A Amazônia abriga mais de 10 mil geoglifos do período pré-colombiano. Ou seja, de antes da colonização portuguesa no Brasil. As estruturas, que são marcas geométricas no solo, foram detectadas por meio de uma tecnologia óptica chamada LiDAR.
“Nosso estudo sugere que a floresta tropical amazônica pode não ser tão intocada como muitos acreditam”, diz Vinicius Peripato, brasileiro que liderou a pesquisa. Ele é estudante de doutorado em Sensoriamento Remoto no INPE (Instituto Nacional de Pesquisas Espaciais).

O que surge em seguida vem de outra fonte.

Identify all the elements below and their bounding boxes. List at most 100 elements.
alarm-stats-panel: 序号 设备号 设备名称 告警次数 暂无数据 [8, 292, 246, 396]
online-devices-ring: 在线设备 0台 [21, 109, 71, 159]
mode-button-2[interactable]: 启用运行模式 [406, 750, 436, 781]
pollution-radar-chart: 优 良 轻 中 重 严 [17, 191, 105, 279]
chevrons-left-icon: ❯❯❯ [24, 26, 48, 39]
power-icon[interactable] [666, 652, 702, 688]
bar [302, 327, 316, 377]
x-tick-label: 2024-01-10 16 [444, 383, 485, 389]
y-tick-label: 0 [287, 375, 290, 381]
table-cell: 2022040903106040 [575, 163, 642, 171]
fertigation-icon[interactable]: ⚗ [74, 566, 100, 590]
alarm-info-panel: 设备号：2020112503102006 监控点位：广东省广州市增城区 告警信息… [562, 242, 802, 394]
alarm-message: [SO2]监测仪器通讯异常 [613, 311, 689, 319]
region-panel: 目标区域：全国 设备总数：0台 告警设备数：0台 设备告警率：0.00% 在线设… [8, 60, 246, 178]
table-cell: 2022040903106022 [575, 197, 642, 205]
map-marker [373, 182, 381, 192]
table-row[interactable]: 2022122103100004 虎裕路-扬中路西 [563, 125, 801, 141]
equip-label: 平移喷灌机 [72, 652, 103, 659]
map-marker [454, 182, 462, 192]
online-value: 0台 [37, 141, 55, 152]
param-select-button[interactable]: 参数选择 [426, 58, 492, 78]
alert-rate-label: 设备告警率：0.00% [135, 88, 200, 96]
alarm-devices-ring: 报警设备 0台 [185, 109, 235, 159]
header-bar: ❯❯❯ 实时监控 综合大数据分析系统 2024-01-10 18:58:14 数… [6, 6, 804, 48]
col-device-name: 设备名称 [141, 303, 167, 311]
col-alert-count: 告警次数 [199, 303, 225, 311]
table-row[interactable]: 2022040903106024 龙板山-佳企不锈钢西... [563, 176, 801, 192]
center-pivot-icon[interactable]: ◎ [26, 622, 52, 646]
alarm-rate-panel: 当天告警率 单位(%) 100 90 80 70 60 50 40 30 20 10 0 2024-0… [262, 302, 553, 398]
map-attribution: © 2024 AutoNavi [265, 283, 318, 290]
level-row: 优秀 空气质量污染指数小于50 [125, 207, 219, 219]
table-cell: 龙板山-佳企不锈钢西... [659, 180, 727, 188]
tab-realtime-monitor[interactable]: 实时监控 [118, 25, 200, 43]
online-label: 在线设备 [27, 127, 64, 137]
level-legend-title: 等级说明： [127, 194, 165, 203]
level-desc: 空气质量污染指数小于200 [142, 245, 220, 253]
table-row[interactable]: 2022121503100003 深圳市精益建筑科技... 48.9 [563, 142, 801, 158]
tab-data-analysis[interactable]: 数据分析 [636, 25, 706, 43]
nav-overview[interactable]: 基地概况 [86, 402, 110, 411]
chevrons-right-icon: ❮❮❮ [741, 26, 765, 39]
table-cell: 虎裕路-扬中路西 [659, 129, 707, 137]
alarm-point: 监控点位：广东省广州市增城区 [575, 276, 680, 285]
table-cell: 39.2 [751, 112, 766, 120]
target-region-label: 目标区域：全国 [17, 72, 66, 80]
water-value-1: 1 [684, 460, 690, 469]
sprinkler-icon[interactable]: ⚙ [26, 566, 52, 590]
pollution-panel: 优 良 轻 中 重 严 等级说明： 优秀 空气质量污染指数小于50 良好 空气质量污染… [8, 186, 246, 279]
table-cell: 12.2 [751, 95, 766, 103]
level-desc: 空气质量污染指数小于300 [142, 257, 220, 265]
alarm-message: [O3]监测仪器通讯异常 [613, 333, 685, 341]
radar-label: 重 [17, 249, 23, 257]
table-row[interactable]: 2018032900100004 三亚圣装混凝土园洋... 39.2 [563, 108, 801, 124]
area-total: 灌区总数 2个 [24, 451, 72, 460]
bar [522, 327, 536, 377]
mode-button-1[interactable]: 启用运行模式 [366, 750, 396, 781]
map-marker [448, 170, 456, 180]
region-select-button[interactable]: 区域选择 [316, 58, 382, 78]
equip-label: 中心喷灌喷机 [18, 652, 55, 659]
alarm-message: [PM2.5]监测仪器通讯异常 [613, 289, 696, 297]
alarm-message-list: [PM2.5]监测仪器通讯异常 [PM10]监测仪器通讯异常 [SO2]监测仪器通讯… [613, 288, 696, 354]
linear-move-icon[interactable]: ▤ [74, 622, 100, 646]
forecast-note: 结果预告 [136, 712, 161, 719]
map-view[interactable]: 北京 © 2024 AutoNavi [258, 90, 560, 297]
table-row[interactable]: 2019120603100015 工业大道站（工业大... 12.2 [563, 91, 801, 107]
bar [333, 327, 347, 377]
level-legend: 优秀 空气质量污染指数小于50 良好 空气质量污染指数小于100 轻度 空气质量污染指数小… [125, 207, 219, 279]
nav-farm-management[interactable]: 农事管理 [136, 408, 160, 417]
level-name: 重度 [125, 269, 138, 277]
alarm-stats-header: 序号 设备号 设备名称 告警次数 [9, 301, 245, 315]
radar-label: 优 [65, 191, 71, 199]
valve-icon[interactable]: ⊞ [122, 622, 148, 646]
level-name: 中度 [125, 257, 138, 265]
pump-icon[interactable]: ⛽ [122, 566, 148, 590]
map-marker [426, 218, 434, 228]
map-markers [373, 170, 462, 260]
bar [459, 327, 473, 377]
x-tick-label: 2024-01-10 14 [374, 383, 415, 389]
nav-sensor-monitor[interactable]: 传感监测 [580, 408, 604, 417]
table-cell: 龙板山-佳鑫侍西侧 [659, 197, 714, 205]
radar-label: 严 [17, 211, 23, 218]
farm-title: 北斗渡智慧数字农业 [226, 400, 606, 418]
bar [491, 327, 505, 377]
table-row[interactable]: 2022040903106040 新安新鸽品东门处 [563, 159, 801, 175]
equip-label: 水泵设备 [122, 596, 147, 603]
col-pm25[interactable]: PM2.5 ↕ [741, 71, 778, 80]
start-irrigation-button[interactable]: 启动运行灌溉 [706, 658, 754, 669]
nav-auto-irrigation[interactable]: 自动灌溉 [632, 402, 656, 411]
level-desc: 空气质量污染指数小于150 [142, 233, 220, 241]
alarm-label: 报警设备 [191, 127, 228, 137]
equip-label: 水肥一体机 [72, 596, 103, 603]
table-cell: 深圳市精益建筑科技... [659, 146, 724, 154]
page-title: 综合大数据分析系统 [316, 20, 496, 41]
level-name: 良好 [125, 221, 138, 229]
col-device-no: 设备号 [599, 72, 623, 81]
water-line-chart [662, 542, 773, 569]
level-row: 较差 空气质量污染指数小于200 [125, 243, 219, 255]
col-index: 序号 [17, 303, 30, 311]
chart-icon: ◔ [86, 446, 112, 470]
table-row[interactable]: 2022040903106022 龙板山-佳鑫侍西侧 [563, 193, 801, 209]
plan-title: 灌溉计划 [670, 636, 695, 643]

Luiz Aragão, seu orientador e chefe da Divisão de Observação da Terra e Geoinformática no INPE, foi coordenador do estudo. No total, a pesquisa envolveu 230 pesquisadores de 156 instituições localizadas em 24 países em quatro continentes, em um esforço coletivo e multidisciplinar.
Os resultados foram publicados na revista Science.
Entenda a pesquisa
Os cientistas utilizaram drones e veículos aéreos com sensores de tecnologia LiDAR (Detecção e Varredura a Laser) para sobrevoar a floresta e mapeá-la, como em uma radiografia. Assim, puderam encontrar geoglifos que, vistos de cima, ficam encobertos pela copa das árvores.
Dada a riqueza de informações contidas nesses dados, eles iniciaram uma investigação arqueológica. Em menos de 1% da Amazônia, que foi a área investigada no estudo, os pesquisadores encontraram 24 estruturas previamente não catalogadas nos estados brasileiros de Mato Grosso, Acre, Amapá, Amazonas e Pará.
Elas também estão tipicamente associadas a outros tipos de modificações na paisagem,como a terra preta e a presença de espécies domesticadas. Dessa forma, confirmam a presença de ocupações indígenas em várias regiões da Amazônia.
“Em tempos de discussões sobre marcos regulatórios para propriedades e direitos de terras indígenas, esta pesquisa fornece numerosas evidências da ocupação ancestral da floresta tropical amazônica por povos indígenas, seus modos de vida e o relacionamento que estabeleceram com a floresta”, afirmam os autores. “A proteção de seus territórios, línguas, culturas e patrimônio deve ser compreendida como algo antigo, pois é, e não vinculada a uma data, que é tão recente.”
Os pesquisadores utilizaram técnicas de modelagem estatística avançada depois para estimar quantos geoglifos ainda podem estar escondidos na floresta tropical amazônica e em quais locais essas estruturas são mais propensas a serem encontradas.
Eles cruzaram dados coletados com a tecnologia LiDAR e informações sobre as outras 961 vestígios pré-colombianos que já haviam sido descobertos. Dessa forma, calcularam que ainda existem ao menos 10 mil estruturas pré-colombianas não encontradas na Amazônia. Segundo a estimativa, este número pode chegar a até 23 mil estruturas.
O avanço na ciência
Para Luiz Aragão, a pesquisa representa um avanço tecnológico e científico significativo em três áreas do conhecimento. A primeira é a arqueologia, já que as descobertas trazem luz a vestígios de civilizações anteriores.
A segunda diz respeito às ciências ambientais, pois demonstra o nível de interferência humana na região. “O que pode ter implicações para seu funcionamento atual e como modelamos seu futuro”, explica o pesquisador.
Por fim, a terceira área do conhecimento é a computação aplicada. De acordo com Aragão, foi o avanço neste segmento que “possibilitou a análise dos milhões de pontos presentes nos dados de LiDAR e a modelagem estatística da distribuição das características estudadas”.